Is there anything more wonderful on a sunny spring morning than a blackbird singing its heart out at the top of a nearby tree? Maybe a song thrush, but I think these tend to specialise in twilight warbles.

And is there anything more crazy that a group of twenty-two white-clad men playing cricket at 8.45pm of a cold spring evening, when the light has long since more than dimmed? From the sublime to the bloody ridiculous, then.

As I've said, no one really knows what's going to happen either in Greece or in the wider eurozone. There are increasing signs that a Plan B is being put together, probably not to 'save' Greece but to ensure that Portugal, Ireland, Italy and Spain don't follow in whatever its wake turns out to be. As of now, we can only wonder if there are unknown as well as known unknowables; and, if Greece really is to go its merry way, will this be in an orderly or disorderly fashion; and is the former at all possible once folk believe that Greece really is a goner and headed for the door.

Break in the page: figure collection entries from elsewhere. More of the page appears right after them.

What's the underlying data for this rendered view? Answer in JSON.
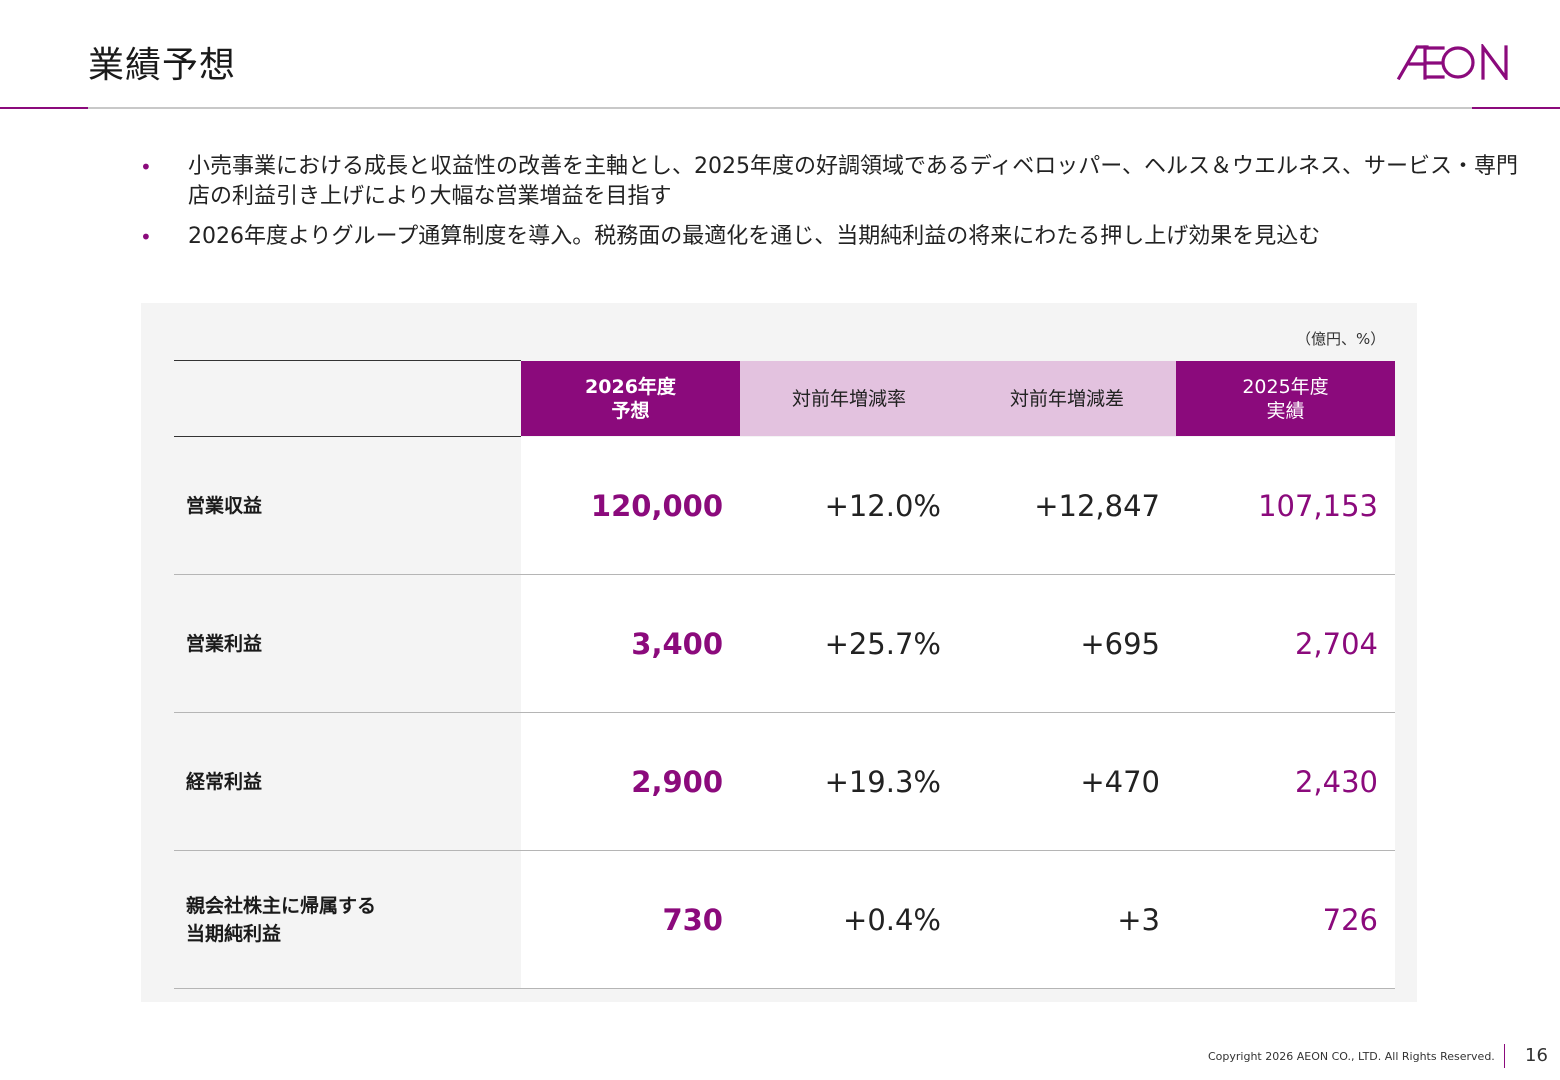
{
  "header": {
    "title": "業績予想",
    "logo_text": "AEON"
  },
  "bullets": [
    "小売事業における成長と収益性の改善を主軸とし、2025年度の好調領域であるディベロッパー、ヘルス＆ウエルネス、サービス・専門店の利益引き上げにより大幅な営業増益を目指す",
    "2026年度よりグループ通算制度を導入。税務面の最適化を通じ、当期純利益の将来にわたる押し上げ効果を見込む"
  ],
  "table": {
    "unit_note": "（億円、%）",
    "columns": [
      {
        "line1": "2026年度",
        "line2": "予想"
      },
      {
        "line1": "対前年増減率",
        "line2": ""
      },
      {
        "line1": "対前年増減差",
        "line2": ""
      },
      {
        "line1": "2025年度",
        "line2": "実績"
      }
    ],
    "rows": [
      {
        "label1": "営業収益",
        "label2": "",
        "forecast": "120,000",
        "rate": "+12.0%",
        "diff": "+12,847",
        "actual": "107,153"
      },
      {
        "label1": "営業利益",
        "label2": "",
        "forecast": "3,400",
        "rate": "+25.7%",
        "diff": "+695",
        "actual": "2,704"
      },
      {
        "label1": "経常利益",
        "label2": "",
        "forecast": "2,900",
        "rate": "+19.3%",
        "diff": "+470",
        "actual": "2,430"
      },
      {
        "label1": "親会社株主に帰属する",
        "label2": "当期純利益",
        "forecast": "730",
        "rate": "+0.4%",
        "diff": "+3",
        "actual": "726"
      }
    ]
  },
  "footer": {
    "copyright": "Copyright 2026 AEON CO., LTD. All Rights Reserved.",
    "page_number": "16"
  },
  "colors": {
    "brand_purple": "#8b0a7c",
    "light_purple": "#e3c2df",
    "panel_grey": "#f4f4f4"
  }
}
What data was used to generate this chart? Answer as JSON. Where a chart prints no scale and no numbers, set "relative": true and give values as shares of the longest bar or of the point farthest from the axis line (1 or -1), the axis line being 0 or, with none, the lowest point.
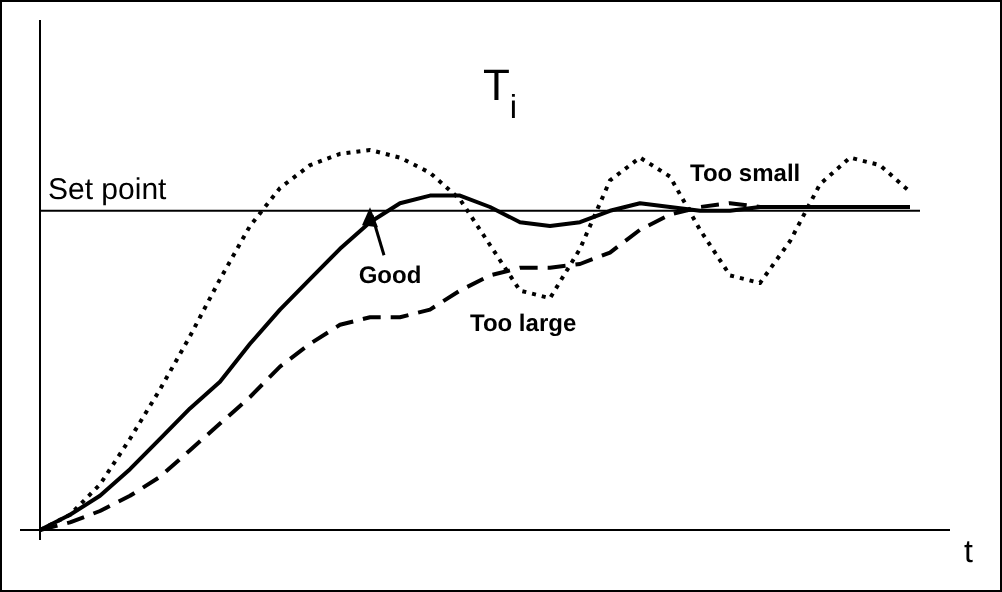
{
  "chart_data": {
    "type": "line",
    "title": "T$_{i}$",
    "xlabel": "t",
    "relative": true,
    "categories": [
      null,
      null,
      null,
      null,
      null,
      null,
      null,
      null,
      null,
      null,
      null,
      null,
      null,
      null,
      null,
      null,
      null,
      null,
      null,
      null,
      null,
      null,
      null,
      null,
      null,
      null,
      null,
      null,
      null,
      null,
      null
    ],
    "ref_lines": [
      {
        "axis": "y",
        "value": 0.84,
        "label": "Set point",
        "color": "#000000"
      }
    ],
    "series": [
      {
        "name": "Too small",
        "color": "#000000",
        "line_style": "dotted",
        "values": [
          0,
          0.04,
          0.12,
          0.24,
          0.37,
          0.51,
          0.66,
          0.8,
          0.9,
          0.96,
          0.99,
          1,
          0.98,
          0.94,
          0.87,
          0.75,
          0.63,
          0.61,
          0.74,
          0.92,
          0.98,
          0.93,
          0.79,
          0.67,
          0.65,
          0.76,
          0.91,
          0.98,
          0.96,
          0.89,
          null
        ]
      },
      {
        "name": "Good",
        "color": "#000000",
        "line_style": "solid",
        "values": [
          0,
          0.04,
          0.09,
          0.16,
          0.24,
          0.32,
          0.39,
          0.49,
          0.58,
          0.66,
          0.74,
          0.81,
          0.86,
          0.88,
          0.88,
          0.85,
          0.81,
          0.8,
          0.81,
          0.84,
          0.86,
          0.85,
          0.84,
          0.84,
          0.85,
          0.85,
          0.85,
          0.85,
          0.85,
          0.85,
          null
        ]
      },
      {
        "name": "Too large",
        "color": "#000000",
        "line_style": "dashed",
        "values": [
          0,
          0.02,
          0.05,
          0.09,
          0.14,
          0.21,
          0.28,
          0.35,
          0.43,
          0.49,
          0.54,
          0.56,
          0.56,
          0.58,
          0.63,
          0.67,
          0.69,
          0.69,
          0.7,
          0.73,
          0.79,
          0.83,
          0.85,
          0.86,
          0.85,
          0.85,
          0.85,
          0.85,
          0.85,
          0.85,
          null
        ]
      }
    ]
  }
}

Meanwhile, the inestimable Simon Jenkins gives his take on the eurozone and its travails here. To whet your appetite, here's the opening paragraphs:- A looming black cloud is hurtling forwards over the European horizon. It is called economic nemesis, driven to a fury by a quarter century of the naivety and greed of most of the continent's rulers. In Berlin and Brussels this week the high priests and wizards of euro-finance gazed at the cloud in horror, muttering imprecations: it was "unacceptable . . . unthinkable . . . unmentionable". The cloud took no notice and raced on. 
Newspaper financial pages nowadays read like satirical spoofs. No one has a clue what is happening, so analysts play with words. Would a Greek exit from the euro be a catastrophe or a calamity, or is that what happens without an exit? Is unimaginable worse than abhorrent, is contagion worse than wildfire, is apocalypse worse than Armageddon? 
Markets indulge in no such fantasies. Money talks straight. Computers are already being fed "Grexit" algorithms, and modelling a disintegrated euro. Default swaps are in place. Spanish and Italian debts are being devalued de facto through soaring yields. Politicians panic, but money merely adjusts.

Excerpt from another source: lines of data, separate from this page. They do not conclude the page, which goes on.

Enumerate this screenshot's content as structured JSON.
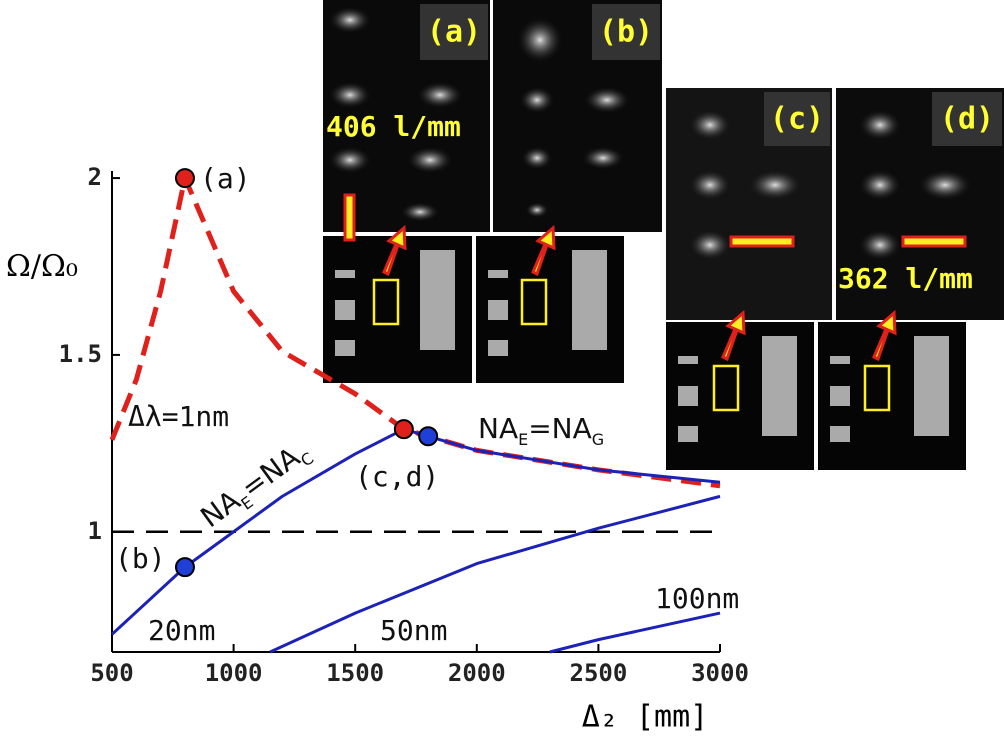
{
  "chart_data": {
    "type": "line",
    "xlabel": "Δ₂ [mm]",
    "ylabel": "Ω/Ω₀",
    "xlim": [
      500,
      3000
    ],
    "xticks": [
      500,
      1000,
      1500,
      2000,
      2500,
      3000
    ],
    "ylim": [
      0.66,
      2.02
    ],
    "yticks": [
      1,
      1.5,
      2
    ],
    "hline": 1,
    "series": [
      {
        "color": "#e0201b",
        "style": "dashed",
        "x": [
          500,
          600,
          700,
          800,
          1000,
          1200,
          1500,
          1700,
          2000,
          2500,
          3000
        ],
        "values": [
          1.26,
          1.43,
          1.68,
          2.0,
          1.68,
          1.51,
          1.39,
          1.29,
          1.23,
          1.175,
          1.13
        ]
      },
      {
        "color": "#1c22b8",
        "style": "solid",
        "x": [
          500,
          800,
          1000,
          1200,
          1500,
          1700,
          2000,
          2500,
          3000
        ],
        "values": [
          0.71,
          0.9,
          1.0,
          1.1,
          1.22,
          1.29,
          1.23,
          1.175,
          1.14
        ]
      },
      {
        "color": "#1c22b8",
        "style": "solid",
        "x": [
          1150,
          1500,
          2000,
          2500,
          3000
        ],
        "values": [
          0.66,
          0.77,
          0.91,
          1.01,
          1.1
        ]
      },
      {
        "color": "#1c22b8",
        "style": "solid",
        "x": [
          2300,
          2500,
          3000
        ],
        "values": [
          0.66,
          0.695,
          0.77
        ]
      }
    ],
    "markers": [
      {
        "x": 800,
        "y": 2.0,
        "color": "#e0201b"
      },
      {
        "x": 800,
        "y": 0.9,
        "color": "#1f3fd6"
      },
      {
        "x": 1700,
        "y": 1.29,
        "color": "#e0201b"
      },
      {
        "x": 1800,
        "y": 1.27,
        "color": "#1f3fd6"
      }
    ],
    "annotations": [
      {
        "text": [
          "(a)"
        ],
        "color": "#111"
      },
      {
        "text": [
          "(b)"
        ],
        "color": "#111"
      },
      {
        "text": [
          "(c,d)"
        ],
        "color": "#111"
      },
      {
        "text": [
          "Δλ=1nm"
        ],
        "color": "#111"
      },
      {
        "text": [
          "NA",
          "E",
          "=NA",
          "C"
        ],
        "color": "#1c22b8"
      },
      {
        "text": [
          "NA",
          "E",
          "=NA",
          "G"
        ],
        "color": "#e0201b"
      },
      {
        "text": [
          "20nm"
        ],
        "color": "#111"
      },
      {
        "text": [
          "50nm"
        ],
        "color": "#111"
      },
      {
        "text": [
          "100nm"
        ],
        "color": "#111"
      }
    ]
  },
  "insets": [
    {
      "label": "(a)",
      "note": "406 l/mm"
    },
    {
      "label": "(b)"
    },
    {
      "label": "(c)"
    },
    {
      "label": "(d)",
      "note": "362 l/mm"
    }
  ]
}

And here, to warm the cockles of Alfie Mittington's heart, is his final paragraph:- The peoples of Europe are made of crooked timber. They have always fought back against hubristic rulers seeking undue authority over their affairs. While the old Common Market knew its limitations, the euro was a step too far. It required a degree of union that Europe has never tolerated, from the Holy Roman Empire through Napoleon to the Third Reich. It always ends in tears. Kipling remarked after one such conflict: "We have had no end of a lesson; it will do us no end of good." Today's lesson has yet to be learned.

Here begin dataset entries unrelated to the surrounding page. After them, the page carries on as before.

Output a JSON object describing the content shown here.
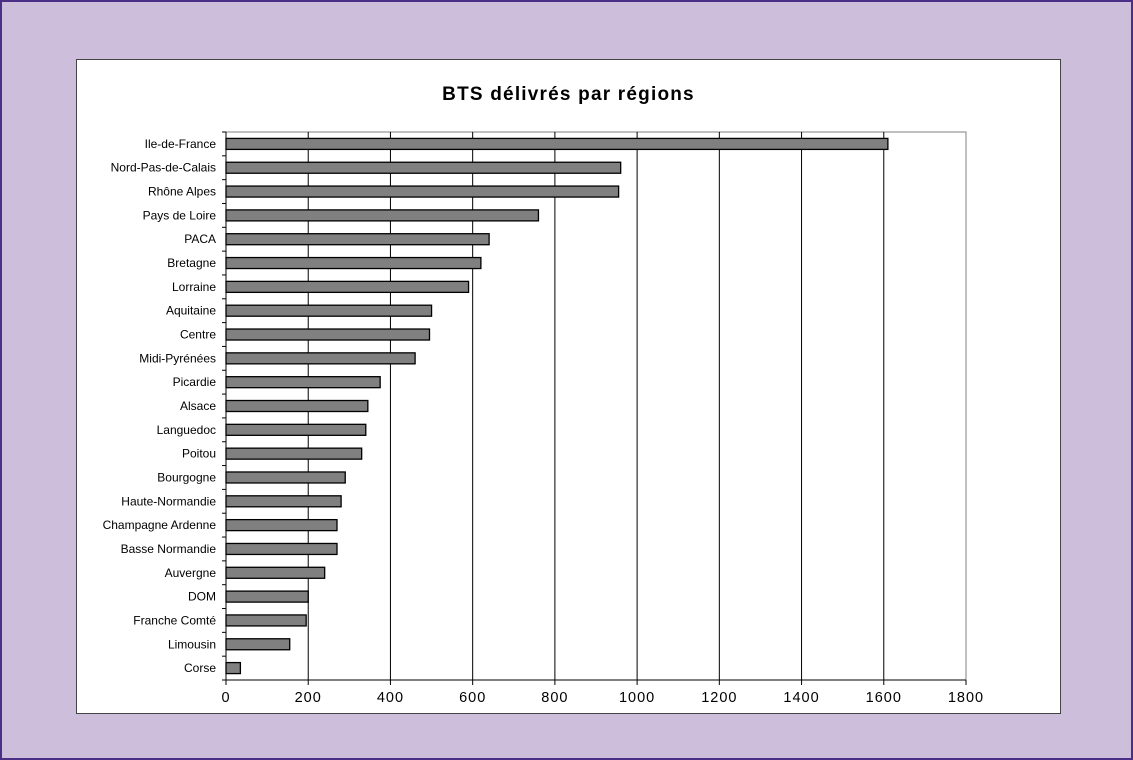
{
  "chart_data": {
    "type": "bar",
    "orientation": "horizontal",
    "title": "BTS  délivrés  par  régions",
    "categories": [
      "Ile-de-France",
      "Nord-Pas-de-Calais",
      "Rhône Alpes",
      "Pays de Loire",
      "PACA",
      "Bretagne",
      "Lorraine",
      "Aquitaine",
      "Centre",
      "Midi-Pyrénées",
      "Picardie",
      "Alsace",
      "Languedoc",
      "Poitou",
      "Bourgogne",
      "Haute-Normandie",
      "Champagne Ardenne",
      "Basse Normandie",
      "Auvergne",
      "DOM",
      "Franche Comté",
      "Limousin",
      "Corse"
    ],
    "values": [
      1610,
      960,
      955,
      760,
      640,
      620,
      590,
      500,
      495,
      460,
      375,
      345,
      340,
      330,
      290,
      280,
      270,
      270,
      240,
      200,
      195,
      155,
      35
    ],
    "xlim": [
      0,
      1800
    ],
    "xticks": [
      "0",
      "200",
      "400",
      "600",
      "800",
      "1000",
      "1200",
      "1400",
      "1600",
      "1800"
    ],
    "grid": "vertical",
    "legend": "none"
  },
  "colors": {
    "background": "#cdbfdc",
    "frame_border": "#4b2f86",
    "bar_fill": "#808080",
    "bar_stroke": "#000000"
  }
}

On a lighter note . . . There's been a lot of scoffing in British newspapers at the sort of text messages sent by Prime Minister Cameron to the (ex)Chief Executive of News International, Rebekah Brooks. The Times today carried a spoof message reading:-

R.

For G's sake,

F O + D

Sincerely.

DC

I do hope that F O + D doesn't mean the only thing I can come up with.

Interesting Historical Fact: At the 1948 Olympics - also in London - the organisers were prevailed upon to let the French and the Spanish competitors bring in wine. Something that was (like everything else) in short supply in the UK in the post War years. As the writer of one official memo put it - "Wine is part of their normal diet and in their view it rates as a foodstuff." Quite.

Finally . . . . The Wisdom of Dr Osler

The philosophies of one age have become the absurdities of the next, and the foolishness of yesterday has become the wisdom of tomorrow.